Now, let's think this through and try to think outside the box. When you came across a questionable subfloor, isn't it the case that sometimes you say it will need an additional layer of plywood. You know this is true. So, then many of you say, well, to be really thorough, it should be glued, as well as stapled/nailed/screwed. And the plywood recommended is usually 1/2" thick. Well, in this scenario, there is already "plywood" there, glued down. It simply needs stapling well. Now I realize this "plywood" does not have the same shear properties that larger pieces would have. But we're not using this "plywood" to add strength or rigidity to the subfloor. The existing subfloor is strong and rigid enough. If we remove this existing "plywood", we would simply be putting back more of the same but in larger pieces.

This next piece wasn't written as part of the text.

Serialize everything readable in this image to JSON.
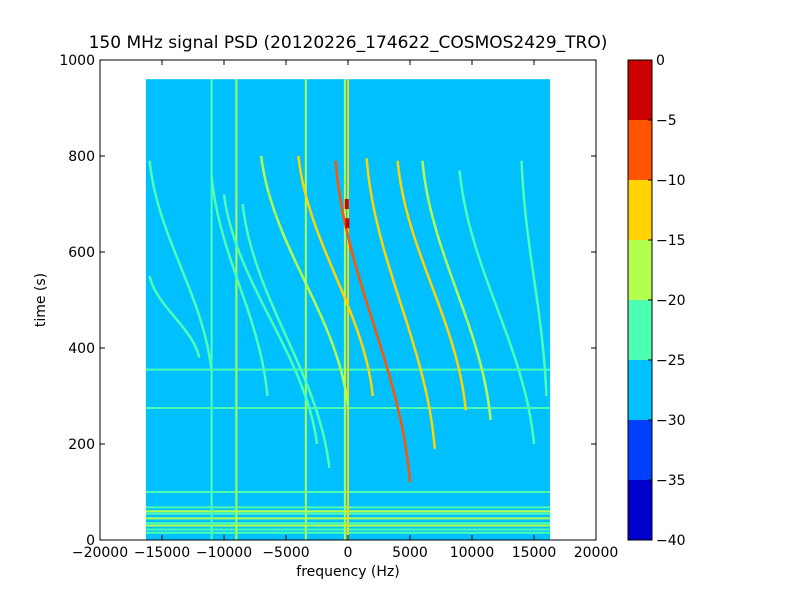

So, to save time, money, labor and materials this young couple did not have, I decided to staple every parquet square down to the existing wood subfloor using 16 gauge staples with a 1.25" leg and 7/16" crown ( a common construction staple size ). Staples were placed every 4" around the perimeter of each 12" parquet block and in a 4" grid pattern in the field. This further secured them to the subfloor. The entire floor was checked for flat and any high spots were sanded down. The substrate was flat. Over this was installed the basic 15 lb. asphalt saturated felt. And BTW, the crawl space was checked for moisture and is was bone dry. This was verified with a pin style moisture meter, as was the subfloor, the plywood parquet and the new white oak flooring. There were no drainage issues as the lot drained nicely, no evidence of flooding ever and all downspouts were hooked up to drain lines.
So, given all this, are you saying that the parquet should have been removed instead? Or more plywood added, to play havoc with the appliances, doors, exterior thresholds, etc?
Personally, I think my solution made sense in this case. Sure, I could have "walked", or insisted it be done another way, loosing the job in the process. It has been three years and the floor has performed normally, as I have been in contact with the customers about doing more work. Sometimes, I think we need to come up with creative solutions for our customers that we feel confident about. What say you all?